1

I'm trying to write a regex that will find currency values in my text. I have values that vary from 2 dollars to 2,240,000,000. I'm trying to write a regex expression that will find all these values, but I'm failing hard. I tried something like:

^\{USD}?(\d*(\d\.?|\.\d{1,2}))$

but didn't work. I appreciate any help :)

EDIT: For clarification, I have a text with several dollar values in it, ranging from 2 ~ 2,000,000,000.

The text is something like:

"The base purchase is USD 2,00. (...) The amount equal to US 2,300,000 which refers to the premium package. (...) The country needs USD 300,00..."

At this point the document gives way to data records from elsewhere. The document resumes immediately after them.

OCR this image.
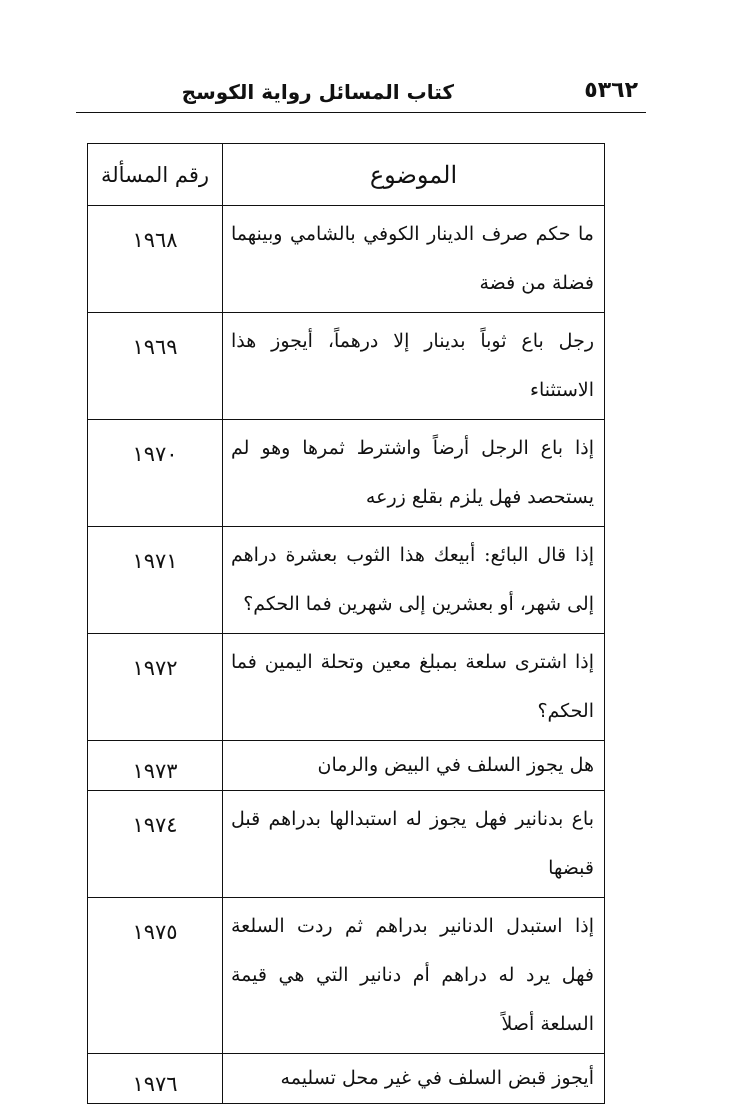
٥٣٦٢
كتاب المسائل رواية الكوسج
الموضوع	رقم المسألة
ما حكم صرف الدينار الكوفي بالشامي وبينهما فضلة من فضة	١٩٦٨
رجل باع ثوباً بدينار إلا درهماً، أيجوز هذا الاستثناء	١٩٦٩
إذا باع الرجل أرضاً واشترط ثمرها وهو لم يستحصد فهل يلزم بقلع زرعه	١٩٧٠
إذا قال البائع: أبيعك هذا الثوب بعشرة دراهم إلى شهر، أو بعشرين إلى شهرين فما الحكم؟	١٩٧١
إذا اشترى سلعة بمبلغ معين وتحلة اليمين فما الحكم؟	١٩٧٢
هل يجوز السلف في البيض والرمان	١٩٧٣
باع بدنانير فهل يجوز له استبدالها بدراهم قبل قبضها	١٩٧٤
إذا استبدل الدنانير بدراهم ثم ردت السلعة فهل يرد له دراهم أم دنانير التي هي قيمة السلعة أصلاً	١٩٧٥
أيجوز قبض السلف في غير محل تسليمه	١٩٧٦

I want to find and extract these values (USD + numbers) and save it to a list, each value as a different element. Thank you

Vanj
  • 55
  • 1
  • 6
  • 2
    Since you're using Python, what would be wrong with just comparing the number directly against your range boundaries, using inequality operators `<` and `>`? If you're starting with a text number, then just cast it first. – Tim Biegeleisen Jan 09 '19 at 13:19
  • 2
    Could you clarify more specifically what you want it to match? In same places, they represent numbers with, for example, 2.240.000.000,00. Do you want it to match that? – Calvin Godfrey Jan 09 '19 at 13:19
  • 1
    relate: https://stackoverflow.com/questions/3887469/python-how-to-convert-currency-to-decimal – Dani Mesejo Jan 09 '19 at 13:19
  • I edited my question, I appreciate your help – Vanj Jan 09 '19 at 13:33

2 Answers2

3

Multiple things are wrong in your expression : ^\{USD}?(\d*(\d\.?|\.\d{1,2}))$

  1. \{USD}? in regex language this would mean: expect the { literal character followed by USD followed by the character } if any. If you want to have an optional group USD you have to use parenthesis without \: (USD)?. You can use a non-capturing group for this : (?:USD)?.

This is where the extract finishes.